The Ideas Lab is an intensive process; however, opportunities for reflection and networking will be built into the agenda. The Ideas Lab will be directed by an esteemed researcher (Deborah Tate, PhD from Gillings School of Public Health at the University of North Carolina at Chapel Hill) with support from research mentors and the InCHIP’s Ideas Labs Planning Committee. Several subject matter experts will participate in the Ideas Lab to provide different perspectives that may help participants develop new questions or novel approaches for potential pilot studies. More information about the Ideas Lab will be emailed in May 2019 to applicants who are selected to participate.
How to Participate?
Participants are selected for the Ideas Lab via a short application (see application below). The range of participants selected is intentionally diverse, and it is intended that a wide range of disciplines and expertise will be represented.
If you would like to transform how technology is used to improve the health and lives of people, we invite you to apply – irrespective of your research expertise or background. We are most interested in new ideas, underpinned by radical and innovative thinking.
We particularly welcome applications from early and mid-career researchers at UConn (including all branch campuses, Storrs, and UConn Health) that will contribute new expertise and new thinking for leveraging technology for health purposes. Non-UConn affiliated researchers who are open to partnering with UConn faculty are also encouraged to apply. We regret that, on this occasion, graduate students are not eligible to participate in this Ideas Lab.
Due to the interactive, intensive, and collaborative nature of the Ideas Lab, applicants must have personal attributes of creativity, openness, and the ability to work effectively as part of a team. A willingness to engage with people with different assumptions, analytic expertise, and interests is essential.
InCHIP and the University of Connecticut are committed to providing reasonable accommodations for qualified individuals with a disability.

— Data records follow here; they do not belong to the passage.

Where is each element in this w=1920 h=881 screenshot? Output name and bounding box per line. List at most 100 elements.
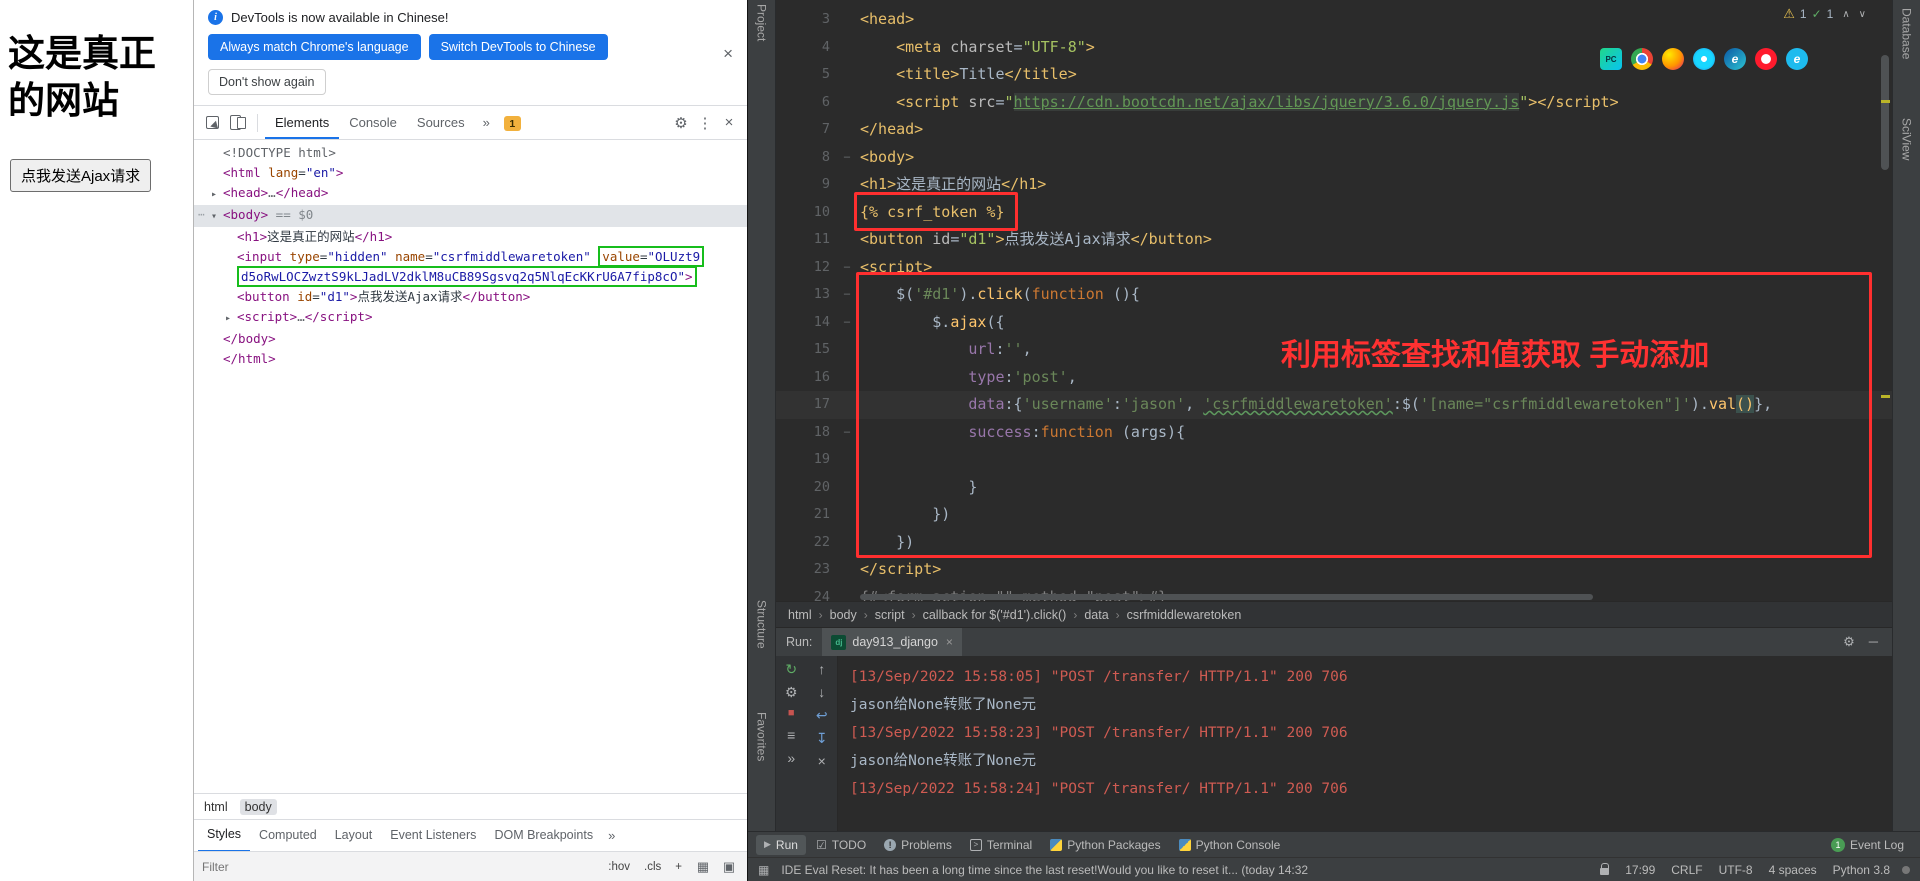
elements-tree-row[interactable]: </html>	[194, 349, 747, 369]
fold-marker-icon[interactable]: −	[834, 254, 860, 282]
edge-icon[interactable]: e	[1724, 48, 1746, 70]
devtools-close-icon[interactable]: ×	[717, 111, 741, 135]
breadcrumb-item[interactable]: script	[875, 608, 905, 622]
breadcrumb-item[interactable]: callback for $('#d1').click()	[923, 608, 1067, 622]
breadcrumb-item[interactable]: csrfmiddlewaretoken	[1127, 608, 1242, 622]
panel-more-icon[interactable]: »	[602, 828, 621, 843]
fold-marker-icon[interactable]: −	[834, 309, 860, 337]
lock-icon[interactable]	[1600, 863, 1610, 875]
match-language-button[interactable]: Always match Chrome's language	[208, 34, 421, 60]
run-tab-close-icon[interactable]: ×	[946, 635, 953, 649]
editor-scrollbar[interactable]	[1878, 0, 1892, 601]
breadcrumb-item[interactable]: data	[1084, 608, 1108, 622]
kebab-menu-icon[interactable]: ⋮	[693, 111, 717, 135]
console-output[interactable]: [13/Sep/2022 15:58:05] "POST /transfer/ …	[838, 656, 1892, 831]
toolwindow-python-console[interactable]: Python Console	[1171, 835, 1289, 855]
chrome-icon[interactable]	[1631, 48, 1653, 70]
inspections-widget[interactable]: ⚠ 1 ✓ 1 ∧ ∨	[1783, 6, 1866, 22]
up-icon[interactable]: ↑	[818, 662, 825, 676]
warning-stripe-mark[interactable]	[1881, 100, 1890, 103]
scrollbar-thumb[interactable]	[1881, 55, 1889, 170]
toolwindow-database[interactable]: Database	[1900, 8, 1914, 59]
disclosure-arrow-icon[interactable]: ▸	[225, 309, 237, 329]
devtools-tab-sources[interactable]: Sources	[407, 106, 475, 139]
ajax-button[interactable]: 点我发送Ajax请求	[10, 158, 152, 192]
toolwindow-run[interactable]: ▶ Run	[756, 834, 806, 855]
hide-icon[interactable]: »	[787, 751, 795, 765]
dont-show-again-button[interactable]: Don't show again	[208, 69, 326, 95]
elements-tree-row[interactable]: <h1>这是真正的网站</h1>	[194, 227, 747, 247]
opera-icon[interactable]: O	[1755, 48, 1777, 70]
toolwindow-sciview[interactable]: SciView	[1900, 118, 1914, 160]
tool-windows-icon[interactable]: ▦	[758, 863, 769, 877]
panel-tab-styles[interactable]: Styles	[198, 819, 251, 852]
disclosure-arrow-icon[interactable]: ▾	[211, 207, 223, 227]
breadcrumb-item[interactable]: html	[788, 608, 812, 622]
toolwindow-todo[interactable]: ☑ TODO	[808, 835, 874, 855]
more-tabs-icon[interactable]: »	[477, 115, 496, 130]
down-icon[interactable]: ↓	[818, 685, 825, 699]
prev-problem-icon[interactable]: ∧	[1842, 9, 1849, 20]
pycharm-icon[interactable]: PC	[1600, 48, 1622, 70]
styles-filter-input[interactable]	[202, 859, 598, 874]
switch-chinese-button[interactable]: Switch DevTools to Chinese	[428, 34, 608, 60]
fold-marker-icon[interactable]: −	[834, 419, 860, 447]
toolwindow-problems[interactable]: ! Problems	[876, 835, 960, 855]
toolwindow-python-packages[interactable]: Python Packages	[1042, 835, 1168, 855]
toolwindow-event-log[interactable]: 1 Event Log	[1823, 835, 1912, 855]
warning-stripe-mark[interactable]	[1881, 395, 1890, 398]
panel-tab-dom-breakpoints[interactable]: DOM Breakpoints	[485, 820, 602, 851]
settings-icon[interactable]: ⚙	[785, 685, 798, 699]
next-problem-icon[interactable]: ∨	[1859, 9, 1866, 20]
soft-wrap-icon[interactable]: ↩	[816, 708, 828, 722]
safari-icon[interactable]	[1693, 48, 1715, 70]
status-item-utf-8[interactable]: UTF-8	[1719, 863, 1753, 877]
code-editor[interactable]: 3 <head> 4 <meta charset="UTF-8"> 5 <title>…	[776, 0, 1892, 601]
breadcrumb-item[interactable]: body	[830, 608, 857, 622]
minimize-icon[interactable]: ─	[1869, 634, 1878, 650]
status-item-python-3-8[interactable]: Python 3.8	[1833, 863, 1890, 877]
style-control--cls[interactable]: .cls	[639, 859, 666, 875]
fold-marker-icon[interactable]: −	[834, 144, 860, 172]
panel-tab-layout[interactable]: Layout	[326, 820, 382, 851]
panel-tab-event-listeners[interactable]: Event Listeners	[381, 820, 485, 851]
firefox-icon[interactable]	[1662, 48, 1684, 70]
style-control--hov[interactable]: :hov	[603, 859, 635, 875]
dots-icon[interactable]: ≡	[787, 728, 795, 742]
elements-tree-row[interactable]: ▸ <head>…</head>	[194, 183, 747, 205]
devtools-tab-elements[interactable]: Elements	[265, 106, 340, 139]
disclosure-arrow-icon[interactable]: ▸	[211, 185, 223, 205]
devtools-tab-console[interactable]: Console	[339, 106, 407, 139]
rerun-icon[interactable]: ↻	[785, 662, 797, 676]
elements-tree[interactable]: <!DOCTYPE html> <html lang="en"> ▸ <head>…<…	[194, 140, 747, 793]
fold-marker-icon[interactable]: −	[834, 281, 860, 309]
scroll-end-icon[interactable]: ↧	[816, 731, 828, 745]
elements-tree-row[interactable]: </body>	[194, 329, 747, 349]
elements-tree-row[interactable]: ▸ <script>…</script>	[194, 307, 747, 329]
notification-close-icon[interactable]: ×	[723, 44, 733, 64]
panel-tab-computed[interactable]: Computed	[250, 820, 326, 851]
settings-gear-icon[interactable]: ⚙	[669, 111, 693, 135]
status-item-crlf[interactable]: CRLF	[1671, 863, 1702, 877]
clear-icon[interactable]: ×	[818, 754, 826, 768]
toolwindow-favorites[interactable]: Favorites	[755, 712, 769, 761]
elements-tree-row[interactable]: d5oRwLOCZwztS9kLJadLV2dklM8uCB89Sgsvq2q5…	[194, 266, 747, 287]
panel-layout-icon[interactable]: ▣	[719, 855, 739, 879]
toolwindow-structure[interactable]: Structure	[755, 600, 769, 649]
grid-icon[interactable]: ▦	[693, 855, 713, 879]
notifications-icon[interactable]	[1902, 865, 1910, 874]
elements-tree-row[interactable]: ⋯ ▾ <body> == $0	[194, 205, 747, 227]
stop-icon[interactable]: ■	[788, 708, 795, 719]
issues-badge[interactable]: 1	[503, 114, 521, 132]
run-settings-icon[interactable]: ⚙	[1843, 634, 1855, 650]
device-toolbar-icon[interactable]	[226, 111, 250, 135]
status-item-17-99[interactable]: 17:99	[1625, 863, 1655, 877]
elements-tree-row[interactable]: <input type="hidden" name="csrfmiddlewar…	[194, 246, 747, 267]
status-item-4-spaces[interactable]: 4 spaces	[1769, 863, 1817, 877]
toolwindow-project[interactable]: Project	[755, 4, 769, 41]
toolwindow-terminal[interactable]: > Terminal	[962, 835, 1040, 855]
dom-crumb-html[interactable]: html	[204, 800, 228, 814]
inspect-icon[interactable]	[200, 111, 224, 135]
dom-crumb-body[interactable]: body	[239, 798, 277, 815]
elements-tree-row[interactable]: <!DOCTYPE html>	[194, 143, 747, 163]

To apply to participate, please fill out the form below. This form will ask you to describe your professional background (including department/disciplinary background), research interests, and expertise. It will also ask questions about your perspectives on teamwork, creativity, and your motivation to participate in this Ideas Lab. DEADLINE: May 10th, 2019 at 5PM
All applications received by the deadline will be reviewed by InCHIP programmatic leadership and experts from KnowInnovation to ensure a mix of disciplines, skills, and experience.
Successful Applicants will be:
- Curious and willing to explore new or different aspects of a research challenge.
- Open to new ideas and new ways of thinking and working.
- Intrigued by creative problem-solving approaches to research challenges.
- Willing to engage in and trust an intense, rapid-paced, and dynamic scientific and social process.
- Capable of contributing constructively and collaboratively with other prior to, during, and following the ideas lab.
- Able to connect quickly with new people from different disciplinary perspectives, participate in teams, and solve problems together.
- Experienced in the relevant research areas.
Successful candidates will be notified by email in May. We regret that we will not be able to provide feedback to unsuccessful candidates.